In November 2022, the Provincial Court of Barcelona reopened the case against her. The writ stated that there are indications of malfeasance in the repeated handing out of subsidies to organisations linked to Colau.

She was cleared in December 2023. The magistrate points to the fund Vauras for using a complaint against the former mayoress for "purposes unrelated to those of the criminal proceedings" because "the housing policies" promoted by the City Council "were not favorable to her".

=== Accusations of nepotism ===
In 2022, the Ethics and Conduct Committee of the Council of Barcelona produced a report in which it heavily criticised the decision to hire Alicia Ramos, partner of the Housing councillor, as an advisor to the staff of Ada Colau on grounds of a potential conflict of interest. The report also stated that Alicia Ramos was not hired following a competitive process, and that the authorities failed to provide any reasons as to why Ramos was suitable for the role. Colau has also been criticised for several other controversial hirings, such as that of her husband Adrià Alemany as an advisor to Barcelona en Comú, the party she leads. Adrià Alemany was, however, one of the party's founders.

=== Accusations about crime rates ===
Albert Batlle, the deputy mayor of Security of the Council of Barcelona, says in 2019 that the city was experiencing a "security crisis", while United States embassy in Spain soon issued a statement warning of violent crime in Barcelona. In September 2022 the police union of the Catalan autonomous police has accused Colau of "normalising" and "dehumanising" the rising number of crimes committed in Barcelona during her mayoralty after a 25-year-old man was fatally stabbed during La Mercè festivities.

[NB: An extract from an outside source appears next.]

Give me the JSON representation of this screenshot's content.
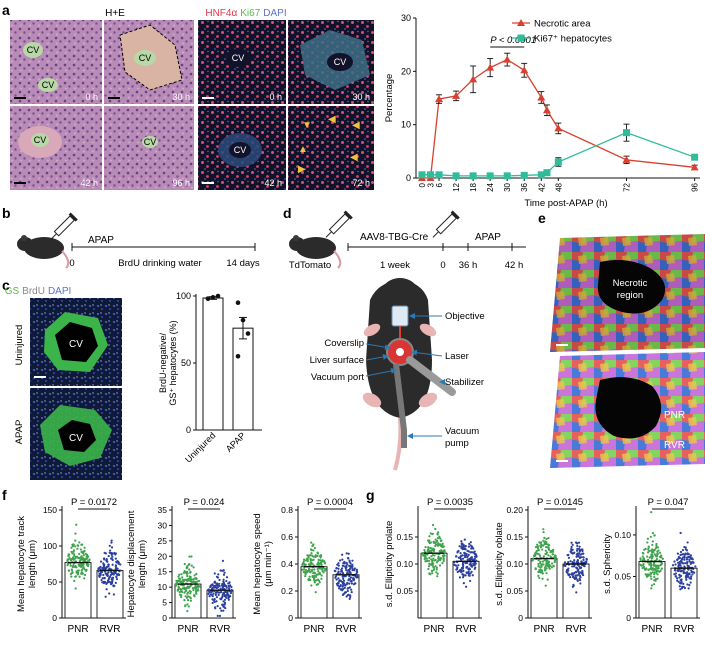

== Support for Palestine ==
In September 2025, Ada Colau voiced her support for the Global Sumud Flotilla, a civil society initiative seeking to challenge the naval blockade of the Gaza Strip and to open a humanitarian corridor. Along with several other international personalities, Colau endorsed the flotilla’s objectives, referring to it as a "citizen-driven humanitarian effort" and calling for an end to the blockade of Gaza.

==Awards==
- 2013 - Award for Human Rights, Barcelona Human Rights Film Festival
- 2013 - Award for Defenders of Social Rights, Colau Ada and Rafael Mayoral, representing the Plataforma de Afectados por la Hipoteca (PAH) (Platform for People Affected by Mortgages), for their continuing struggle for the legal right to a decent home, for their capacity to mobilize and citizen participation, and for their example of solidarity. Award from the media "Human Journalism".
- 2013 - European Citizens' Prize (with the PAH)
- 2013 - United Women Prize from the Artistas Intérpretes, Sociedad de Gestión (AISGE).

==Publications==
===Books===
- 2012 - Ada Colau and Adria Alemany, Mortgaged Lives. Foreword by Gerardo Pisarello and José Coy, English Translation by Michelle Teran ISBN 978-09-791-3777-8
- 2013 - Ada Colau and Adria Alemany, Yes you can! Chronicle of a small great victory. Editorial Destino, Collection Imago Mundi, 19 April 2013, ISBN 978-84-233-4690-5, 96 pp.

===Articles===
- 2011 - Ada Colau, How to stop an eviction, Platform for People Affected by Mortgages (PAH), July 2011.
- 2014 - Ada Colau, Making the democratic revolution happen, Diario Público, 5 December 2014.